In talking about California’s tree inventory, one factor that has made the state such a hub of tree diversity is its Mediterranean climate (and micro-climates from coastal areas to inland valleys to the mountains), which can accommodate a wide range of species. And Palat points out that a lot of California, especially central and southern portions of the state, originally were essentially “blank canvasses” without a lot of tree cover, which is why many of the species are not native. (As an example, see Scott Paul’s Sustainability column this issue, where he talks about California’s history with eucalyptus.)
The conversation turns back to the urban tree species Taylor is working with, and Palat pulls up the location of some red ironbark trees in the area. We were hoping to shoot some photos of mature ironbark and Shamel ash trees somewhere nearby, and he’s scouted a couple of locations — one is a median strip along a road featuring several large ironbark trees; the other is a park that has both ironbark and Shamel ash.
Without WCA’s data analysis, Taylor wouldn’t be able to commit to using these urban woods on dedicated models.
Scott makes the point that WCA’s tree software made it possible for Taylor to commit to using ash and ironbark on dedicated models in our line.
“The big question for Taylor, beyond if the wood had suitable properties for guitar making, was whether or not there would be a supply over time, into the future,” he says. “The WCA database was able to show us that there are large numbers of the trees that we were interested in across the state, that they’re still being planted today, and based on the average lifespan of these species, WCA can give us a pretty good estimate of annual removal rates. It will ebb and flow each year, of course, but it gave us the confidence to move forward.

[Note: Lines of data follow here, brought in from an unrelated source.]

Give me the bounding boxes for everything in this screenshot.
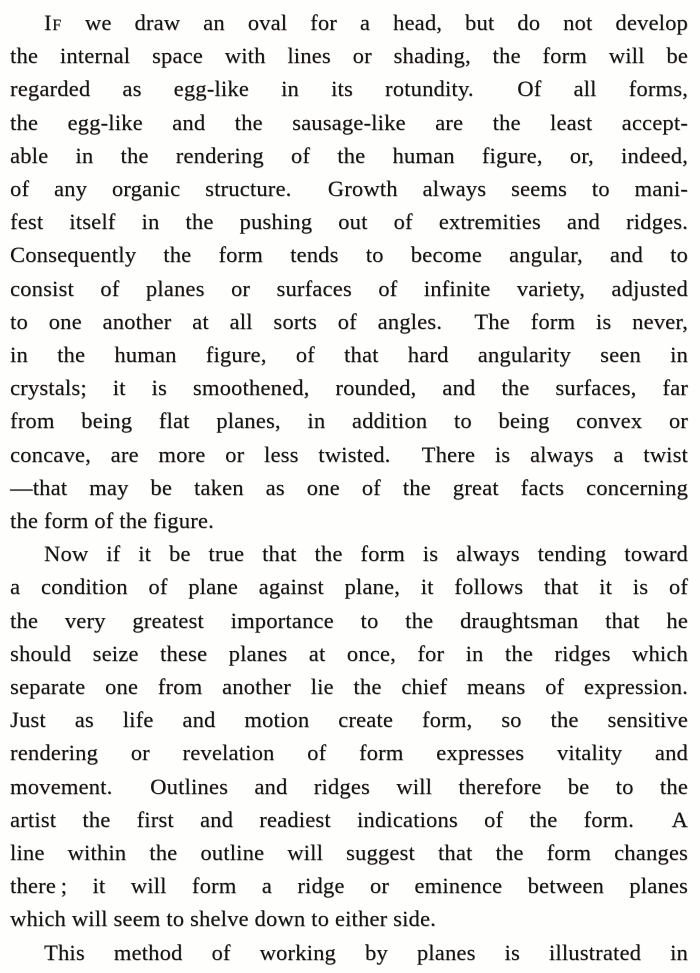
text-line: in the human figure, of that hard angularity seen in [10,342,688,368]
text-line: movement. Outlines and ridges will therefore be to the [10,773,688,799]
text-line: the very greatest importance to the draughtsman that he [10,607,688,633]
text-line: a condition of plane against plane, it follows that it is of [10,574,688,600]
text-line [10,6,688,39]
text-line: to one another at all sorts of angles. The form is never, [10,308,688,334]
text-line: of any organic structure. Growth always seems to mani- [10,176,688,202]
text-line: should seize these planes at once, for in the ridges which [10,640,688,666]
text-line: the egg-like and the sausage-like are the least accept- [10,109,688,135]
text-line: the internal space with lines or shading, the form will be [10,43,688,69]
opening-word: If [44,10,62,35]
text-line: fest itself in the pushing out of extremities and ridges. [10,209,688,235]
text-line: there ; it will form a ridge or eminence between planes [10,873,688,899]
text-line: which will seem to shelve down to either side. [10,906,436,932]
text-line: artist the first and readiest indications of the form. A [10,806,688,832]
text-line: consist of planes or surfaces of infinite variety, adjusted [10,275,688,301]
text-line: line within the outline will suggest that the form changes [10,840,688,866]
line-text: we draw an oval for a head, but do not develop [62,10,688,35]
text-line: rendering or revelation of form expresses vitality and [10,740,688,766]
text-line: concave, are more or less twisted. There is always a twist [10,441,688,467]
text-line: regarded as egg-like in its rotundity. Of all forms, [10,76,688,102]
text-line: —that may be taken as one of the great facts concerning [10,474,688,500]
text-line: Consequently the form tends to become angular, and to [10,242,688,268]
text-line: from being flat planes, in addition to being convex or [10,408,688,434]
text-line: Now if it be true that the form is always tending toward [44,541,688,567]
text-line: able in the rendering of the human figure, or, indeed, [10,142,688,168]
text-line: Just as life and motion create form, so the sensitive [10,707,688,733]
text-line: separate one from another lie the chief means of expression. [10,674,688,700]
text-line: the form of the figure. [10,508,214,534]
text-line: This method of working by planes is illustrated in [44,939,688,965]
text-line: crystals; it is smoothened, rounded, and the surfaces, far [10,375,688,401]
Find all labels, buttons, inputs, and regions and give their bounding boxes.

If not for WCA’s ability to do that, we would never have been able to commit to using those woods as a regular part of our lineup.”

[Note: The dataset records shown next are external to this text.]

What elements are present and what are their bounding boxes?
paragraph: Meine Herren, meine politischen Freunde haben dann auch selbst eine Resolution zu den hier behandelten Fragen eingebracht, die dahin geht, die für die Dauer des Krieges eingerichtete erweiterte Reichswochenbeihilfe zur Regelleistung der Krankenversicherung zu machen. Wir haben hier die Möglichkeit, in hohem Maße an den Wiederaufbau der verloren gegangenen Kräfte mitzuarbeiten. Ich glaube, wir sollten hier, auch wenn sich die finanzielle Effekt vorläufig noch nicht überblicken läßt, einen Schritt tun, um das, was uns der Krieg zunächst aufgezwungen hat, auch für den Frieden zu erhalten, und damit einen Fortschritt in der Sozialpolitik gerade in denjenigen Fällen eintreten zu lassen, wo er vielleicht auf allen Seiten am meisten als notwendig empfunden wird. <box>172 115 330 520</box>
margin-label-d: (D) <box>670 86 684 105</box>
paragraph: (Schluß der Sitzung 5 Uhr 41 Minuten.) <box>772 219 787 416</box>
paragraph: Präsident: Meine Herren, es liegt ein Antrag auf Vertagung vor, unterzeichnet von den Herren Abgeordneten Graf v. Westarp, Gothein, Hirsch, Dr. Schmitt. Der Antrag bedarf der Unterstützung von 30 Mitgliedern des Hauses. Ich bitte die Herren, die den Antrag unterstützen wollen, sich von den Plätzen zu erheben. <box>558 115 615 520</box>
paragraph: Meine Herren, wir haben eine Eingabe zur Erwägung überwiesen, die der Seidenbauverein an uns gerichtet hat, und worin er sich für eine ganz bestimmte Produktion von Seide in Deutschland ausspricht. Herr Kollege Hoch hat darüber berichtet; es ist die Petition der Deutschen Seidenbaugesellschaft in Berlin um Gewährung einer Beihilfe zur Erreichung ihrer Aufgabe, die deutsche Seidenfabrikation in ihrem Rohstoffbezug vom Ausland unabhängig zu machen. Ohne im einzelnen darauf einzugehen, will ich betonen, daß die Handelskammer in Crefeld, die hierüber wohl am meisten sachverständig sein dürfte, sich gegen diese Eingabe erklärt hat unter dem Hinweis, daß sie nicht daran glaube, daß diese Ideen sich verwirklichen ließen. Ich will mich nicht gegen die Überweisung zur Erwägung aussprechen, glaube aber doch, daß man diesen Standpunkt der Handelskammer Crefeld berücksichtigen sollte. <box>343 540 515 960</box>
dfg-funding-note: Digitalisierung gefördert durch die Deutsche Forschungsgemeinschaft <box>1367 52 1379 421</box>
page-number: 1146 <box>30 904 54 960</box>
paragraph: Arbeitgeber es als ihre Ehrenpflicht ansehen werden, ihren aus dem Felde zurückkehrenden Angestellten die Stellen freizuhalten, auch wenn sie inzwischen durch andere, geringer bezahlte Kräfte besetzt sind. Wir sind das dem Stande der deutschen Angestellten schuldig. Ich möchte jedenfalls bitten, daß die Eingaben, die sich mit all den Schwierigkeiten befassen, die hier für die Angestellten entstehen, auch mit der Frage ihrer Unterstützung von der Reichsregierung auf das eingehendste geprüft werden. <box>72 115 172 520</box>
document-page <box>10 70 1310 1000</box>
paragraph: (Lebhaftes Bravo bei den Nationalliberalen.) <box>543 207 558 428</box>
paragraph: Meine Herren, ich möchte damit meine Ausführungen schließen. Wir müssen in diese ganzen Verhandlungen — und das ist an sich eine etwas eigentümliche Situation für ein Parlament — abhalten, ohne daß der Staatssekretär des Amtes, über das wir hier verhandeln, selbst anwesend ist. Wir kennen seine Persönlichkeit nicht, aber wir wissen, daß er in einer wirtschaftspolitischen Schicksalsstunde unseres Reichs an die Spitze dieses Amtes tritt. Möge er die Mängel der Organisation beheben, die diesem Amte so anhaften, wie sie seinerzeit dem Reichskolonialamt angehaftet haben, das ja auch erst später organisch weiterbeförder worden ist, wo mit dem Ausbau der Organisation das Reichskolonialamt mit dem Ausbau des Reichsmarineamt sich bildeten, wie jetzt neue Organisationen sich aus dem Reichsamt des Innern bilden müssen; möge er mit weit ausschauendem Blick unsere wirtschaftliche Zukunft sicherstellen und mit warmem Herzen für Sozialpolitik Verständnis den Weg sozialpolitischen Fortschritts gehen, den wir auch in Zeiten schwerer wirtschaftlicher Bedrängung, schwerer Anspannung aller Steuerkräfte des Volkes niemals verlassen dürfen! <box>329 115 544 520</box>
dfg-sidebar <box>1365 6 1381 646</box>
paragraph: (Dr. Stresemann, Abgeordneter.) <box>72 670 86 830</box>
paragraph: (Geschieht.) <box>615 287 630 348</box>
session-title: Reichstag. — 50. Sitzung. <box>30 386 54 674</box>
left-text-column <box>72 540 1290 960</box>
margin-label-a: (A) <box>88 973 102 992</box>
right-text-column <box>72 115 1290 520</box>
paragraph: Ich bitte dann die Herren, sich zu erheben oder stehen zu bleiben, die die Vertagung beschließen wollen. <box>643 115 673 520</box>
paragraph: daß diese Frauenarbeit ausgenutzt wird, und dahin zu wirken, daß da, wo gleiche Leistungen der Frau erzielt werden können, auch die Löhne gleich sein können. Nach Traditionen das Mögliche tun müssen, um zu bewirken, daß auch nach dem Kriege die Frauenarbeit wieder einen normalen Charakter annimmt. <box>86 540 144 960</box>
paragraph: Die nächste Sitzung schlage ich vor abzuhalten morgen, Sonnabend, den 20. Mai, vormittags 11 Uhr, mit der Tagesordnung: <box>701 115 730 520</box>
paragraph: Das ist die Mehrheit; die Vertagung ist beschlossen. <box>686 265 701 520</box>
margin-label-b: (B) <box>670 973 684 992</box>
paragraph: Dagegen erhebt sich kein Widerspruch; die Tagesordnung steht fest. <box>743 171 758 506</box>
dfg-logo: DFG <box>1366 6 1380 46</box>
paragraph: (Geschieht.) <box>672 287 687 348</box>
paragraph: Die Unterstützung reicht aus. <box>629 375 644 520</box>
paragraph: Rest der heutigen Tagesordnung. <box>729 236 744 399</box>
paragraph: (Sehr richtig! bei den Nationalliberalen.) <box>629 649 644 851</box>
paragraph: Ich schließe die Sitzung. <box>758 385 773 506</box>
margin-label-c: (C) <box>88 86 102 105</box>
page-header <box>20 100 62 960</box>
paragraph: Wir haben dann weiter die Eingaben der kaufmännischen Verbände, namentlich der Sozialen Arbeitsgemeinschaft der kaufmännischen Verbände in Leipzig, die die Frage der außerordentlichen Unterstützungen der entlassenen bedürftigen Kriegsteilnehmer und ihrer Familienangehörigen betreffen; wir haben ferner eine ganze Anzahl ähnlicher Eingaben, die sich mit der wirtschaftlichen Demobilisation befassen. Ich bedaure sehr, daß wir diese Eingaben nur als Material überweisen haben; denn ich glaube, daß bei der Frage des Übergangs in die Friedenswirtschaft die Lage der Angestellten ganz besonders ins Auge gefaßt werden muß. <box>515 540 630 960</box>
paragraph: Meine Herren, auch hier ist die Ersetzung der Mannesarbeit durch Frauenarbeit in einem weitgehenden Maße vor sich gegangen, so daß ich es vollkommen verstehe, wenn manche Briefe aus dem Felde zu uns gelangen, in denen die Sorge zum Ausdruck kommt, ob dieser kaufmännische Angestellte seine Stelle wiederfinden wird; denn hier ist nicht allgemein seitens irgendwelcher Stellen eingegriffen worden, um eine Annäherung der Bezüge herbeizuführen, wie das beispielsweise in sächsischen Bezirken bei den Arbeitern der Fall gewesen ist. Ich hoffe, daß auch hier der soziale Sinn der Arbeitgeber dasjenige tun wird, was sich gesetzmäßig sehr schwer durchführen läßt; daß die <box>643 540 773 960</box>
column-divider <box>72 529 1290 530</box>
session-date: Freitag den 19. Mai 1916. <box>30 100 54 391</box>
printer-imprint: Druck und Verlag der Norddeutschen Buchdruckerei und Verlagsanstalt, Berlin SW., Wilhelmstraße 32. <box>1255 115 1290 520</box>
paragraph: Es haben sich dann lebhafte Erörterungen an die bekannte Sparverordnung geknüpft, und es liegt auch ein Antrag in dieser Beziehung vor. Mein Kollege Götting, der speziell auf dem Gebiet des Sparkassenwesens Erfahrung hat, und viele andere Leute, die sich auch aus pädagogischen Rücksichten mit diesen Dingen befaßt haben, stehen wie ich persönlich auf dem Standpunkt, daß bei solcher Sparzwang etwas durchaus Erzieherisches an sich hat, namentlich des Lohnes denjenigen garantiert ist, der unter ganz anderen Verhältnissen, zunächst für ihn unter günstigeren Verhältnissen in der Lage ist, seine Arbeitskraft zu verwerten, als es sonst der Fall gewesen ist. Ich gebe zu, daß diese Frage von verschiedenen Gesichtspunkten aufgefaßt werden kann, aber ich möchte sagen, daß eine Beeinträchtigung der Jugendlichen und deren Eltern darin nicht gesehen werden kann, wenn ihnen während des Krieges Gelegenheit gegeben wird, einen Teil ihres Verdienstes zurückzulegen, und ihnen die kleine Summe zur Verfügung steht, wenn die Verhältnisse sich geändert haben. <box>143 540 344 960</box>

Since entering into this sourcing partnership in 2020, Taylor and WCA have continued to invest in processes and infrastructure that improve WCA’s operational capabilities with wood from removed trees.

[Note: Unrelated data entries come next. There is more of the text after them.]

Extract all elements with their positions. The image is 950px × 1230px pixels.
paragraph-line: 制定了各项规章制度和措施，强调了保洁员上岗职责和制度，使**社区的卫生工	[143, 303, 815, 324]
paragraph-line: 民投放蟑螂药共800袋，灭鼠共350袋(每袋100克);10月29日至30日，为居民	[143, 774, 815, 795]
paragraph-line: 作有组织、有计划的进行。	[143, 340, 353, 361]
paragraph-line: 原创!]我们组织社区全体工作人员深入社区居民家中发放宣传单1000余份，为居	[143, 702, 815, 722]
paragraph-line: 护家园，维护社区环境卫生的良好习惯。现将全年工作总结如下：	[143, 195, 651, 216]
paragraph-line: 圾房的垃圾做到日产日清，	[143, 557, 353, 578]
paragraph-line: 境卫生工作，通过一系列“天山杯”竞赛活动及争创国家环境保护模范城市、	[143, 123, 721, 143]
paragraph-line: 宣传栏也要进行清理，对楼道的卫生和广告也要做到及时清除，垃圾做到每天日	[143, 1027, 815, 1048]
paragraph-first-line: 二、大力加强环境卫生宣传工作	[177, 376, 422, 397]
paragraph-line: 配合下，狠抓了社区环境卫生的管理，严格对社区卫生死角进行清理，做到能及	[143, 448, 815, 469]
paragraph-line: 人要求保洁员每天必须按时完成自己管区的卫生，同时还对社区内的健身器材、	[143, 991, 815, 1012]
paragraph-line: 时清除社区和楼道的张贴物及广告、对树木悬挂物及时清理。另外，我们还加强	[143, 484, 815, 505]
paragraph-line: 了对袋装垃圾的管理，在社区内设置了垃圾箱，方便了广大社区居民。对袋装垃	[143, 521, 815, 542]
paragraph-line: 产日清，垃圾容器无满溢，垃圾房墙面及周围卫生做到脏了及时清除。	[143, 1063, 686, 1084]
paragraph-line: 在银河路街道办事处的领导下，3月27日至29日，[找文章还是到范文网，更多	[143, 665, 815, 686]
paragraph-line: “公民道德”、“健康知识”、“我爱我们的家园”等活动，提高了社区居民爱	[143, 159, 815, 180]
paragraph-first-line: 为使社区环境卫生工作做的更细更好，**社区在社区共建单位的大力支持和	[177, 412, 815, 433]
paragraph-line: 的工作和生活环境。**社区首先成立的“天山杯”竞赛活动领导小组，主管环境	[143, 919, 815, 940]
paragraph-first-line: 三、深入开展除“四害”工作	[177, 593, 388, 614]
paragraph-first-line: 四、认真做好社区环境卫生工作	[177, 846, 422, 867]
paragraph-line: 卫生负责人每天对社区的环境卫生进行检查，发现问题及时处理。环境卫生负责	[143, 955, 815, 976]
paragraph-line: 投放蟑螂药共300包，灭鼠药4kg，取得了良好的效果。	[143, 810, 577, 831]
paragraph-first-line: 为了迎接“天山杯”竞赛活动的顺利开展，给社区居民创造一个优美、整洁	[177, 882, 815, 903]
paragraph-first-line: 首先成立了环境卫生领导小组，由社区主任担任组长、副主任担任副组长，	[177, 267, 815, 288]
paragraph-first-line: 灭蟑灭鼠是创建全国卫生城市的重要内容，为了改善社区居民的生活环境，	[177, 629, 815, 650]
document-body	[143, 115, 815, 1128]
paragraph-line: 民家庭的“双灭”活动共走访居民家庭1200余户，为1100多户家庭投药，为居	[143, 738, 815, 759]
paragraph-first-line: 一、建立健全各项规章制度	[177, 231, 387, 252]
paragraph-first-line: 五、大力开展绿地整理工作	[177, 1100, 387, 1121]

“Now, we have a mechanism so when an agency issues a request to remove a Shamel ash tree, my phone buzzes, so we can make sure we communicate with the removal crew,” Palat says. “That reminds us to be extra careful in the way we take it down, and it ensures that it gets taken to our sort yard in Ontario [California].”
In this video segment — part of a longer discussion about sourcing urban wood — Taylor content producer Jay Parkin talks with Taylor Director of Natural of Natural Resource Sustainability Scott Paul, chief guitar designer Andy Powers, and master arborist Mike Palat from West Coast Arborists. The four discuss what an urban forest is, the factors that make sourcing urban wood harder and more expensive than one might think, and what prompted West Coast Arborists to begin to create the infrastructure to support this new sourcing model.
Taylor has also worked closely with WCA to properly preserve and cut logs in a way that’s appropriate for guitars.
“We’ve definitelylearned a lot from you guys,” Palat says. “We’ve built more shade structures, we’re now keeping wood wet — that was not a big requirement of us until we started working with you. And we’re now cutting in the manner that you’ve helped us establish.”
This infrastructure will ideally create the foundation for a circular economy around this wood, and hopefully serve as a model for making other high-value products.
Along with the other criteria that help determine what trees to plant in urban environments in the future, with any luck, maybe end-of-life value will become another consideration.